Data Pemerintah Provinsi Bengkulu memperlihatkan angka kemiskinan di daerah itu mencapai 17 persen dari jumlah penduduk kurang lebih 2,1 juta jiwa.
Masih tercatat sebanyak 600 lebih desa tertinggal dari 1.431 desa yang tersebar di 10 kabupaten dan kota.
Anggaran Pendapatan dan Belanja Daerah (APBD) Provinsi Bengkulu saat ini hanya tersedia Rp2,3 triliun untuk membangun daerah, sehingga diharapkan dukungan pemerintah pusat lebih optimal.
Ridwan yang memaparkan langsung kondisi Bengkulu menyebutkan masalah keterisolasian hingga masalah konektivitas dengan provinsi tetangga menjadi persoalan yang harus segera dijawab dengan membangun interkoneksi.
Di hadapan Presiden Jokowi dan Wakil Presiden M. Jusuf Kalla, Ridwan Mukti mengemukakan bahwa perlu membuka setidaknya lima akses baru menuju Sumatera Barat, Jambi, Sumatera Selatan dan Lampung sehingga Bengkulu tidak terisolir, serta jaringan listrik Sumatera interkoneksi.
Tindak lanjut pertemuan itu, Gubernur Bengkulu Ridwan Mukti mengumpulkan 28 orang insinyur guna mempercepat pembangunan 28 proyek strategis nasional yang akan dibangun di daerahnya.
Untuk mempercepat gerak pembangunan, mantan Bupati Musi Rawas, Sumatera Selatan, itu pun beberapa hari terakhir berkantor di Dinas Pekerjaan Umum dan Perumahan Rakyat (PUPR) Bengkulu.
Sementara itu, Badan Pemeriksa Keuangan (BPK) Perwakilan Bengkulu dalam hasil pemeriksaan keuangan Pemprov Bengkulu memberikan opini wajar dengan pengecualian (WDP) atas laporan hasil pemeriksaan keuangan Pemprov Bengkulu tahun anggaran 2016.
Ada sejumlah temuan BPK yang membuat laporan tersebut menjadi wajar dengan pengecualian, antara lain kekurangan volume 24 paket pekerjaan jalan dan irigasi sebesar Rp4,42 miliar.
Permasalahan lain adalah indikasi lebih bayar pekerjaan jalan di Pulau Enggano senilai Rp7,1 miliar di Dinas PUPR Bengkulu.

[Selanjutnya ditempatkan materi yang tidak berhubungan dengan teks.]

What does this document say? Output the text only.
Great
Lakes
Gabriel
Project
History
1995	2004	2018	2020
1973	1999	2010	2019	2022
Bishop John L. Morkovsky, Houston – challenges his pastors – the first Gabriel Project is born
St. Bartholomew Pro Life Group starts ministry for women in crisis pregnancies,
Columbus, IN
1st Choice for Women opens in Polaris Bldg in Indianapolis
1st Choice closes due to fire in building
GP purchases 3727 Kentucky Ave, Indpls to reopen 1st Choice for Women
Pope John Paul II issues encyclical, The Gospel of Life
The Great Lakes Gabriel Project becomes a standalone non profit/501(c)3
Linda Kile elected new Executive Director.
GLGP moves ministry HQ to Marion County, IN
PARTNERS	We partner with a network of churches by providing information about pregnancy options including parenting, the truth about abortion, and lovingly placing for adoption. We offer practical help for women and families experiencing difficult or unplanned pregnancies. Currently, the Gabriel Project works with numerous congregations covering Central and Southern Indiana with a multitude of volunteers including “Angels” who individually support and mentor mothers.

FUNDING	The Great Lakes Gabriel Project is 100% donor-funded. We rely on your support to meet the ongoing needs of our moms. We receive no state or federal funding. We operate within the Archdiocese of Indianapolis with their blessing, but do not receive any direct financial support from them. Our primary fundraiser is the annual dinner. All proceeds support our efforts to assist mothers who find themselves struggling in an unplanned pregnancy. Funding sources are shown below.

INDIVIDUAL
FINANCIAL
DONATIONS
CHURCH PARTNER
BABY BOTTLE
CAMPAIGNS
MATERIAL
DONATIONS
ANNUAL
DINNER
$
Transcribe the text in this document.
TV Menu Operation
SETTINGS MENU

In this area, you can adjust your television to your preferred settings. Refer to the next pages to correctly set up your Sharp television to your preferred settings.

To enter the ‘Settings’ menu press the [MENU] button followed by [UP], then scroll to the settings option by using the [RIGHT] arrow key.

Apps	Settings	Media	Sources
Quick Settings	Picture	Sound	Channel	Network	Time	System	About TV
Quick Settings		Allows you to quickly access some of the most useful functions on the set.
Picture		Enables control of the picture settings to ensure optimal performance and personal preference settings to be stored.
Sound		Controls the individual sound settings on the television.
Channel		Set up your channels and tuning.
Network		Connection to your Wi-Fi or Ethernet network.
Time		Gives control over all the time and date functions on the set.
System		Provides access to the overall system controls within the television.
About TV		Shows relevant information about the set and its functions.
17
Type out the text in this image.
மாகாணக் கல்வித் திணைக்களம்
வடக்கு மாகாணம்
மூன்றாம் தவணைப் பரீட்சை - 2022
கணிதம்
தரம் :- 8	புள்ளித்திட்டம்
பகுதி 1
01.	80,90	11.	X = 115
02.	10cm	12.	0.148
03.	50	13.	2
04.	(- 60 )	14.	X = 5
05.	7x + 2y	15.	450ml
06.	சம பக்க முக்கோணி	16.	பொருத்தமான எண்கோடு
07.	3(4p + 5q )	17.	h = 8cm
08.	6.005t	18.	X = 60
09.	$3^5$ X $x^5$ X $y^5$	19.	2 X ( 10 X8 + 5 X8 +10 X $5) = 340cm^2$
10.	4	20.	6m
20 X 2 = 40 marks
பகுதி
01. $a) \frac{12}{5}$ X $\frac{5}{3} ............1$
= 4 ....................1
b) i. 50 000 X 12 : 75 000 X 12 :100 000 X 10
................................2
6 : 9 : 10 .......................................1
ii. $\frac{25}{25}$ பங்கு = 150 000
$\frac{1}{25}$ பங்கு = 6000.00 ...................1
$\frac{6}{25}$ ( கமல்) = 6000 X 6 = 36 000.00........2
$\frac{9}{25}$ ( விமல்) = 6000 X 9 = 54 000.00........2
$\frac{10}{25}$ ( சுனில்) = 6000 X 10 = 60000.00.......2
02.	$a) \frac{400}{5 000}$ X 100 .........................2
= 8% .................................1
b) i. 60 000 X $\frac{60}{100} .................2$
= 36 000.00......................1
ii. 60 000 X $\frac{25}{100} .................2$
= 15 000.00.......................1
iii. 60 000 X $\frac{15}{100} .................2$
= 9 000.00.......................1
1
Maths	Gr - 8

Dari piutang itu, BPK Bengkulu menemui catatan bahwa baru tertagih senilai Rp1,13 miliar.
Selanjutnya, BPK Bengkulu dalam pemeriksaan belanja modal jalan dan jaringan irigasi tahun 2016 yang belum ditindaklanjuti senilai Rp2,7 miliar.
Pascapenyerahan opini WDP itu, Ridwan Mukti langsung mencopot Kepala Dinas PUPR Bengkulu, Kuntadi, dan menempatkan seorang pelaksana tugas.
Ridwan juga membuat daftar hitam kontraktor yang dinilai tidak layak lagi bermitra dengan pihak Pemerintah Provinsi Bengkulu.
Di awal masa kepemimpinannya pada 2016, Ridwan Mukti pernah menabuh genderang perang terhadap korupsi maupun narkotika dan obat berbahaya (narkoba) dengan menandatangani pakta integritas bersama 1.108 pejabat eselon IV, III, II di jajaran Pemerintah Provinsi Bengkulu.
Pakta integritas itu berisi komitmen para aparatur untuk tidak korupsi, tidak terlibat narkoba dan tidak menggunakan kewenangan dan jabatan dalam bisnis.
Acara itu pun dihadiri Ketua KPK Agus Raharjo, Ketua Ombudsman Amzulian Rifai, Kepala Badan Narkotika Nasional (BNN) Komisaris Jenderal Polisi Budi Waseso, serta tokoh nasional yang mantan Ketua Mahkamah Konstitusi (MK) Mahfud MD.
"Pakta Integritas ini adalah awal dari perjalanan panjang kita untuk sama-sama berkomitmen, dilakukan secara terbuk agar janji saudara-saudara secara moral bisa dipertanggungjawabkan" ujar Ridwan ketika itu.
Saat itu ia mengatakan bahwa penandatangan pakta integritas bertujuan agar tata kelola pemerintah bersih bebas dari kolusi, korupsi dan nepotisme (KKN), narkoba, serta bisnis di luar aturan.
Bahkan, Bidang Koordinasi Supervisi dan Pencegahan (Korsupgah) KPK hampir setahun belakangan ini mendampingi Pemerintah Provinsi Bengkulu guna pencegahan korupsi.
"Sangat ironis. Pakta integritas yang ditandatangani di depan KPK setahun lalu mentah. Hanya pencitraan," kata Ketua Pusat Kajian Antikorupsi (Puskaki) Bengkulu, Melyansori.